Borçlunun, icra mahkemesi yerine icra dairesine yapacağı başvuru geçersiz olup, takibin kesinleşmesini önlemez.[19]

Borçlu, “gecikmiş itiraz” yoluna, en geç paraya çevirme işlemi bitinceye kadar (İİK. mad. 65/I)  -engelin kalkmasından itibaren üç gün içinde olmak koşuluyla- başvurabilir.

İflas yoluyla takiplerde; ticaret mahkemesince “iflasa hükmolununcaya kadar” borçlu  -ticaret mahkemesine- gecikmiş itirazda bulunabilir (İİK. mad. 173/III). Bir görüşe göre[20] alacaklının başvurusu üzerine dosyanın henüz  -İİK. mad. 173/III gereğince gecikmiş itirazı inceleyecek olan- ticaret mahkemesine gönderilmemiş olduğu aşamada, gecikmiş itirazın icra dairesine yapılabilmesi de kabul edilmelidir. Hatta, dosya mahkemeye gelmiş olsa bile, icra memurluğuna yapılan gecikmiş itirazın dairece mahkemeye gönderilmesi mümkün ve zorunlu olduğundan, buradaki “merci hatası” da gecikmiş itirazın geçerliliğine bir zarar vermemelidir. Bu görüşün, İcra ve İflas Kanununun açıklık taşıyan ve gecikmiş itiraz isteminin ticaret mahkemesine yapılmasını öngören İİK. mad. 173/III hükmü karşısında, uygulamada pek benimseneceğini sanmıyoruz.[21]
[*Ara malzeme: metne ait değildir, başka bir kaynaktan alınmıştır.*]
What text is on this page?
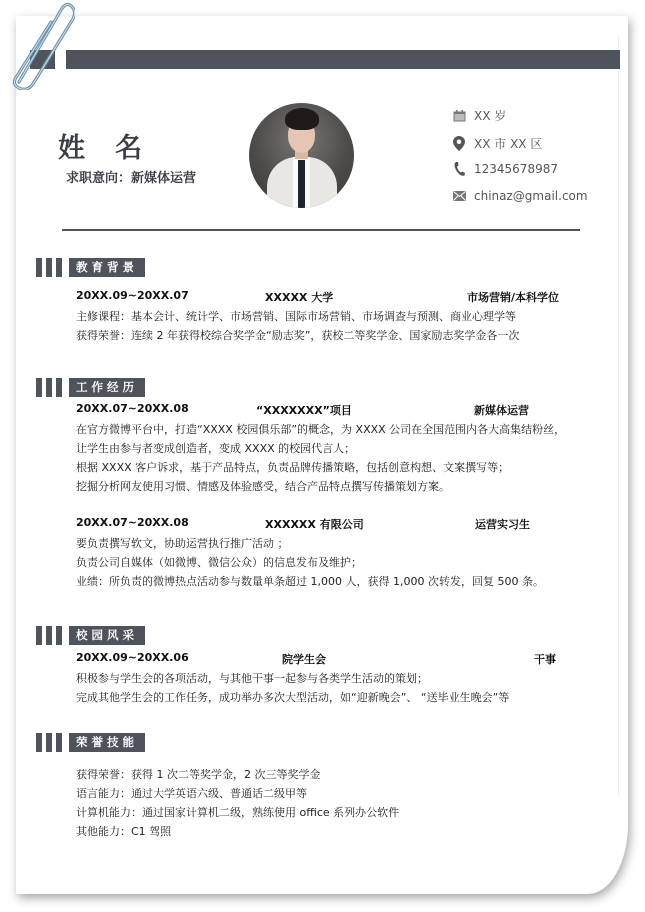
姓名
求职意向：新媒体运营
XX 岁
XX 市 XX 区
12345678987
chinaz@gmail.com
教育背景
20XX.09~20XX.07	XXXXX 大学	市场营销/本科学位
主修课程：基本会计、统计学、市场营销、国际市场营销、市场调查与预测、商业心理学等
获得荣誉：连续 2 年获得校综合奖学金“励志奖”，获校二等奖学金、国家励志奖学金各一次
工作经历
20XX.07~20XX.08	“XXXXXXX”项目	新媒体运营
在官方微博平台中，打造“XXXX 校园俱乐部”的概念，为 XXXX 公司在全国范围内各大高集结粉丝，
让学生由参与者变成创造者，变成 XXXX 的校园代言人；
根据 XXXX 客户诉求，基于产品特点，负责品牌传播策略，包括创意构想、文案撰写等；
挖掘分析网友使用习惯、情感及体验感受，结合产品特点撰写传播策划方案。
20XX.07~20XX.08	XXXXXX 有限公司	运营实习生
要负责撰写软文，协助运营执行推广活动 ；
负责公司自媒体（如微博、微信公众）的信息发布及维护；
业绩：所负责的微博热点活动参与数量单条超过 1,000 人，获得 1,000 次转发，回复 500 条。
校园风采
20XX.09~20XX.06	院学生会	干事
积极参与学生会的各项活动，与其他干事一起参与各类学生活动的策划；
完成其他学生会的工作任务，成功举办多次大型活动，如“迎新晚会”、 “送毕业生晚会”等
荣誉技能
获得荣誉：获得 1 次二等奖学金，2 次三等奖学金
语言能力：通过大学英语六级、普通话二级甲等
计算机能力：通过国家计算机二级，熟练使用 office 系列办公软件
其他能力：C1 驾照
“Paraya çevirme işlemi” herhangi bir nedenle  i p t a l  edildiği takdirde yahut ticaret mahkemesince “iflas”a karar verildikten sonra, iflas kararı Yargıtayca bozulursa, borçlu gecikmiş itirazda bulunabilir mi? “Paraya çevirme işlemi” ve “iflas kararı” ortadan kalktığına göre, borçlunun gecikmiş itirazda bulunmasına bir engel kalmamış demektir.[22]

Gecikmiş itirazda bulunan borçlu, “duruşma harç ve giderlerini” de peşin yatırmak zorundadır. Ancak, duruşma yapıp yapmamak icra mahkemesinin takdirine bağlı olduğundan, icra mahkemesi duruşma yapılmamasına karar verdiği takdirde, alınan giderler kendisine geri verilir.

Burada karşımıza şöyle bir sonuç çıkar: Acaba gecikmiş itirazda bulunan borçlu, duruşma için belirli harç ve giderleri itirazı sırasında ödememişse, bunun sonucu nedir? Bu durumda, “yasanın bu giderlerin peşin yatırılmasını bir zorunluluk ve itirazın geçerlilik koşulu olarak kabul ettiği” görüşü savunularak, “giderleri peşin yatırılmayan gecikmiş itiraz hükümsüz mü sayılacak” yoksa “icra mahkemesinin önce duruşmaya gerek olup olmadığını saptaması, duruşmaya gerek görülen durumlarda, başvurunun giderleri ödenmesine kadar işleme konmaması İİK. mad. 65 gereğince takibin ertelenmesi (taliki) kararı verilmemesi” görüşü[23] mü kabul edilecektir? İkinci görüş her ne kadar daha mantıklı ve doğru ise de maddenin yazılış şeklinden, birinci görüşün uygulamada benimseneceği daha muhtemeldir.[24]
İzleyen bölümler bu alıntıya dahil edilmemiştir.